The army’s deadly missile strikes were “the latest demonstrations of the Syrian regime’s ruthlessness and its lack of compassion for the Syrian people it claims to represent”, said State Department spokeswoman Victoria Nuland.
She repeated Washington’s call for Assad to step down.
“The Assad regime has no legitimacy and remains in power only through brute force,” Nuland said.
The comments from Washington came after a statement from the main opposition Syrian National Coalition announcing a boycott of talks with world powers.

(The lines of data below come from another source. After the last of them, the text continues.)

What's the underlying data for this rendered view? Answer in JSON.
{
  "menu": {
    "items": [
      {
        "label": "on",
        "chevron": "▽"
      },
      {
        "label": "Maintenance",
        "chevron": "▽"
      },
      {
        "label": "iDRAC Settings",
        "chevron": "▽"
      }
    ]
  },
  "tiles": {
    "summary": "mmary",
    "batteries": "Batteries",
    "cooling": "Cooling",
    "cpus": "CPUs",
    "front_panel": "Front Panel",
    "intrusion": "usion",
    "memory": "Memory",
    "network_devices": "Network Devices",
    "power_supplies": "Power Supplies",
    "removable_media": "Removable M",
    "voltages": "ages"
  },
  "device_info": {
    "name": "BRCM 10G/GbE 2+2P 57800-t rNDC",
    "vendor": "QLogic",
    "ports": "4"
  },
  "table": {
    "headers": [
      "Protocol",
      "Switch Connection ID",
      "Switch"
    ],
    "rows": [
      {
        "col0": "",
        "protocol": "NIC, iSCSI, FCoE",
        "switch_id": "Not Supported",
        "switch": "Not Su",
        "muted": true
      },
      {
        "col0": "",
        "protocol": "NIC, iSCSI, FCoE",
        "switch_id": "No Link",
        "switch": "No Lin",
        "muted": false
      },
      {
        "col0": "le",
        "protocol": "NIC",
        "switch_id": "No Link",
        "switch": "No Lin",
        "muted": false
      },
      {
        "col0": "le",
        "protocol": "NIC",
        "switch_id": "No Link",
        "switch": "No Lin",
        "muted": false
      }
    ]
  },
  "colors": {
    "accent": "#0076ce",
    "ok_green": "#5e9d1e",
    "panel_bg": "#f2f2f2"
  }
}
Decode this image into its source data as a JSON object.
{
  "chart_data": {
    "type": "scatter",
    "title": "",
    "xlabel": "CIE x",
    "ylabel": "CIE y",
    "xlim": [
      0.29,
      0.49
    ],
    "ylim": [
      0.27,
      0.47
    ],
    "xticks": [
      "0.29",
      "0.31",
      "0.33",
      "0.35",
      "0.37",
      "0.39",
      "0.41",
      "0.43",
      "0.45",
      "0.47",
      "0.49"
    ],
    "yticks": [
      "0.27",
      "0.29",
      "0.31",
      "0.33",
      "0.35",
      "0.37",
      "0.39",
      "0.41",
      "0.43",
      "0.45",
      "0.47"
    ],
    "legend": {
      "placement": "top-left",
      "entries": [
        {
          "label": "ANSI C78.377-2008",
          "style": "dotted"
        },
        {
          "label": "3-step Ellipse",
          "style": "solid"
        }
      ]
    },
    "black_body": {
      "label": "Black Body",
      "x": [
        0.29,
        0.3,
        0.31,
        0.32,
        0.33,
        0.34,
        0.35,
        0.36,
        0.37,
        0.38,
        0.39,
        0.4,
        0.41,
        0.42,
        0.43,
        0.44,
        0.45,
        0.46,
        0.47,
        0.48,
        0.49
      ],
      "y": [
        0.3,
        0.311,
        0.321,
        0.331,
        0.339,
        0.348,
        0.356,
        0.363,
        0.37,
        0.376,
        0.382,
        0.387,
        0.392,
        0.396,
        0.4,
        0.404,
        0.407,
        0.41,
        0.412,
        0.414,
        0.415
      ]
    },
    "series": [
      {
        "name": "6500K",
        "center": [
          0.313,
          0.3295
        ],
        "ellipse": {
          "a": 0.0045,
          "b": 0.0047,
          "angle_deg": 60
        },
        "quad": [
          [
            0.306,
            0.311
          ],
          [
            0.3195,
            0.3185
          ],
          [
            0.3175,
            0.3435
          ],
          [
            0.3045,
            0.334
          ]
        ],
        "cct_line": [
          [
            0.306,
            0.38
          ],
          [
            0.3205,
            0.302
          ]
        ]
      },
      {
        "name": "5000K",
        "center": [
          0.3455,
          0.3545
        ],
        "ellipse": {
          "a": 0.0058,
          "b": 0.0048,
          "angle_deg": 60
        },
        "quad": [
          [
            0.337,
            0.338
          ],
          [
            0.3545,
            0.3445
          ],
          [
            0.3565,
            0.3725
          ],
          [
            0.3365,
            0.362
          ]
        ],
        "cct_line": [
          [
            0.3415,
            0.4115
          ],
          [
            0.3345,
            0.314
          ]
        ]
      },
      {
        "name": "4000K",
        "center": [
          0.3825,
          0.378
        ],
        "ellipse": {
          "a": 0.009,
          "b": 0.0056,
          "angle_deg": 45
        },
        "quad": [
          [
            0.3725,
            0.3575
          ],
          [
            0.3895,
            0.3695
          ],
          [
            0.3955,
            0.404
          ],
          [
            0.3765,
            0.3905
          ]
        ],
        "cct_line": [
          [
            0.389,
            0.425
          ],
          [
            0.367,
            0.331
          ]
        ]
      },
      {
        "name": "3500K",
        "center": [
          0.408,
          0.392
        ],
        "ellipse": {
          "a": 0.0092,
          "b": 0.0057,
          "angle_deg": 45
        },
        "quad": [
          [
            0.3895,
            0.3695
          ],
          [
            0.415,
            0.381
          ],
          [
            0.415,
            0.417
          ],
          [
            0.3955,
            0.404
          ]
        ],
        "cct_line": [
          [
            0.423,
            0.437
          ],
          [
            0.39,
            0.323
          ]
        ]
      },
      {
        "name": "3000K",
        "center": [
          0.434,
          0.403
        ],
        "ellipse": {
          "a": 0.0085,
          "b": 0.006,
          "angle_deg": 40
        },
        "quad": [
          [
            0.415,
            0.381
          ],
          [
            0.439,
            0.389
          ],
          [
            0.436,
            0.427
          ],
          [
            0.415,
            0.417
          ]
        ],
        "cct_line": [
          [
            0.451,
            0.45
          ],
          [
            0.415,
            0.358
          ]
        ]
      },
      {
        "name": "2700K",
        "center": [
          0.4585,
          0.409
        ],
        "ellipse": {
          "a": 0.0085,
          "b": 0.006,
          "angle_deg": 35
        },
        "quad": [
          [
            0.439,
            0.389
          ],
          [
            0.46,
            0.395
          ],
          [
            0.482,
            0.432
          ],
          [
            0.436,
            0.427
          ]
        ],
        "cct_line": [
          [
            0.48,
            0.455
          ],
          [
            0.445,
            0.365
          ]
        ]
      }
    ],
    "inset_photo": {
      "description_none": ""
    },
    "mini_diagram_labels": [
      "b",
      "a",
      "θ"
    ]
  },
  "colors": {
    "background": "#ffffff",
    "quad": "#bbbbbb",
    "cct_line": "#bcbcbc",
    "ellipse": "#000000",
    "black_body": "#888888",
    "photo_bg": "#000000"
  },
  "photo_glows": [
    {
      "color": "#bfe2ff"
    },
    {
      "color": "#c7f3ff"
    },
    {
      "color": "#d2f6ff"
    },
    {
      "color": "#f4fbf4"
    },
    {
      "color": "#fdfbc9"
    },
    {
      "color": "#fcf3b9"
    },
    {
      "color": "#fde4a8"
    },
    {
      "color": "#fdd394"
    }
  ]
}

Coalition chief Ahmed Moaz al-Khatib said the group’s withdrawal from meetings abroad was “a message of protest to all governments of the world” who were merely looking on as the Syrian people were being killed.
In Paris, a foreign ministry spokeswoman confirmed that Voisin, 38, had died, after he suffered head and arm injuries from shrapnel when a shell exploded near the northwest Syrian province of Idlib.
Turkish surgeons has operated on the photographer on Friday in the border city of Antakya.
His pictures have been published in major French and British newspapers and he collaborated with AFP in January, providing about a dozen pictures from Aleppo.
Violence meanwhile raged in several Syrian flashpoints, according to the Observatory.
In northern Syria, rebels closed in on a police academy in the town of Khan al-Assal in Aleppo province, as warplanes bombarded their positions there, the watchdog said.
“Should they take the academy building, the whole of northern Aleppo province will fall out of regime control,” said Observatory director Rami Abdel Rahman.
The rebels already have large swathes of northern Syria under their control, chiefly Idlib province to the northwest, Raqa and Hasake east of Aleppo.
The army also used tanks to shell the Tariq al-Bab district in eastern Aleppo city, the Observatory said, just two days after dropping three powerful missiles there.